His younger brother has no respect for me. Last year after he screwed us in a deal, he started sending nasty messages mostly directed at me, starting with how useless I am. My husband defended me, told him off, and stopped talking to him and his parents for months following that. Then his parents, who our biggest problems with them come from his mom's constant need of drama, her meddling, and the fact both of them expect us to parent their grown children have mostly been behaving themselves for the last year until this summer...

His dad and brother scoffed in front of the whole family about my photography business (full time I work with children who have Autism, on the side/occasionally I do my photography) I suppose because I'm not making it a full-on career and making lot and lots of money from it. If that's what I wanted, that's what I'd do. When they were all up for settling his grandmother's estate (wonderful woman, but she was a hoarder, and died in June) everything was fine at first. Had to bite my tongue a lot being around his sexist, rude, know-it-all younger brother, but the sister has learned that she doesn't have a place in our lives as consequence of her actions and we're generally civil now. His parents act like they love me, and brag about me to whomever will listen, but that I suspect, is more about them than me.

His mom and brother invited themselves for weeks on end to our place after asking for ONE night, his mom threw stuff of ours away that she didn't like (old baking sheets, his socks, etc), washed SWEATERS of mine that had no need to be out and were handwash/dry clean only, etc. Then she called my husband after she left to tell him all I had done wrong, how she didn't like how I treated him (how dare I ask him to take out the trash), all my flaws, and how she didn't want him to get beaten down like a family friend who is currently going through a divorce. I spend most of my energy showing him my love and trying to make him happy, and the rest goes to work and taking care of pretty much everything errand, house, and bill wise.
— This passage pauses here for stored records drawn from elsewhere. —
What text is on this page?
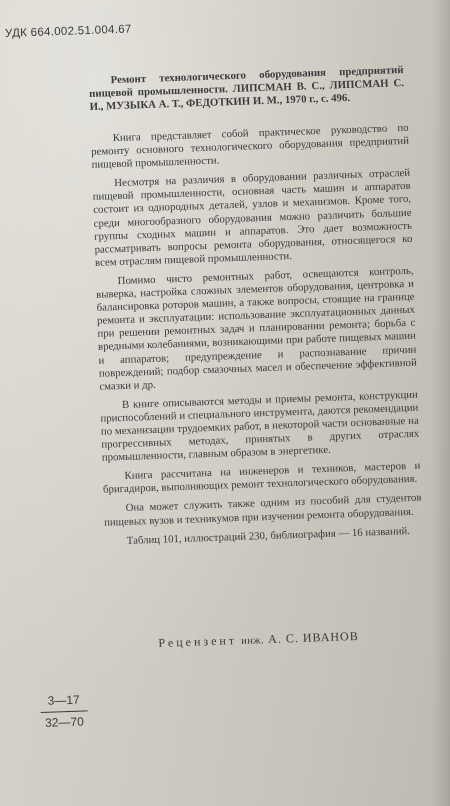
УДК 664.002.51.004.67
Ремонт технологического оборудования предприятий пищевой промышленности. ЛИПСМАН В. С., ЛИПСМАН С. И., МУЗЫКА А. Т., ФЕДОТКИН И. М., 1970 г., с. 496.

Книга представляет собой практическое руководство по ремонту основного технологического оборудования предприятий пищевой промышленности.

Несмотря на различия в оборудовании различных отраслей пищевой промышленности, основная часть машин и аппаратов состоит из однородных деталей, узлов и механизмов. Кроме того, среди многообразного оборудования можно различить большие группы сходных машин и аппаратов. Это дает возможность рассматривать вопросы ремонта оборудования, относящегося ко всем отраслям пищевой промышленности.

Помимо чисто ремонтных работ, освещаются контроль, выверка, настройка сложных элементов оборудования, центровка и балансировка роторов машин, а также вопросы, стоящие на границе ремонта и эксплуатации: использование эксплуатационных данных при решении ремонтных задач и планировании ремонта; борьба с вредными колебаниями, возникающими при работе пищевых машин и аппаратов; предупреждение и распознавание причин повреждений; подбор смазочных масел и обеспечение эффективной смазки и др.

В книге описываются методы и приемы ремонта, конструкции приспособлений и специального инструмента, даются рекомендации по механизации трудоемких работ, в некоторой части основанные на прогрессивных методах, принятых в других отраслях промышленности, главным образом в энергетике.

Книга рассчитана на инженеров и техников, мастеров и бригадиров, выполняющих ремонт технологического оборудования.

Она может служить также одним из пособий для студентов пищевых вузов и техникумов при изучении ремонта оборудования.

Таблиц 101, иллюстраций 230, библиография — 16 названий.

Рецензент инж. А. С. ИВАНОВ
3—17
32—70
His brother treated me poorly the entire time, even hacked their mom's Facebook so that he could publicly attack me, and especially during my family's emergency during a storm that left them without power, food, running water, and gas for a week (his opinion was that they didn't have anything to worry about unlike him, and it's not like they had to work), and my frustration mounted with my husband and the fact he neglected me largely during all of this because he feared his 21 year old brother would get lonely. So we ended up fighting the most we ever have, I didn't always handle my stress and resentment in the most non-confrontational way either, and while things have improved this past month with them all being back home, we are still fighting more often than normal, mostly because I can't say ANYTHING serious or about how I feel about ANYTHING without it becoming a fight.

He defended me in both instances, but nothing is going to change, and he still talks to both who have not apologized like nothing ever happened. He swears he loves me, wants our marriage to work, made some improvements with some things (like helping me around the house for a week), said & did the right things, but then we would fight and suddenly I am to blame for everything, he hates me, etc. He wonders why I don't believe the lovey dovey stuff, but when someone tells you they hate you with such heat, and has such an apparent resentment of you, it's hard to buy that it just goes away at the flip of a switch. He had sworn he would set boundaries with his family, but that has yet to happen, and the few times I have brought it up, he tells me to let it go, it's in the past, or that he will when the time's right. I think he sees my problems with his family now as MY problem, and that I should fix it on my own. Not how that would blow up in both of our faces, or set me up to be the you-know-what.

SO, how do you help your spouse see the importance of boundaries so that your marriage isn't completely ruined, and how do you set boundaries with people who seem to think the boundaries you set up in the past were for everyone (like MY family that has a history of abuse) but them? I even bought the book Boundaries, but he listened to one chapter before getting irritated with me. It's almost as though he thinks that if I could just let things go, and be laidback like him, and generally be their doormat, we could all be one big happy family.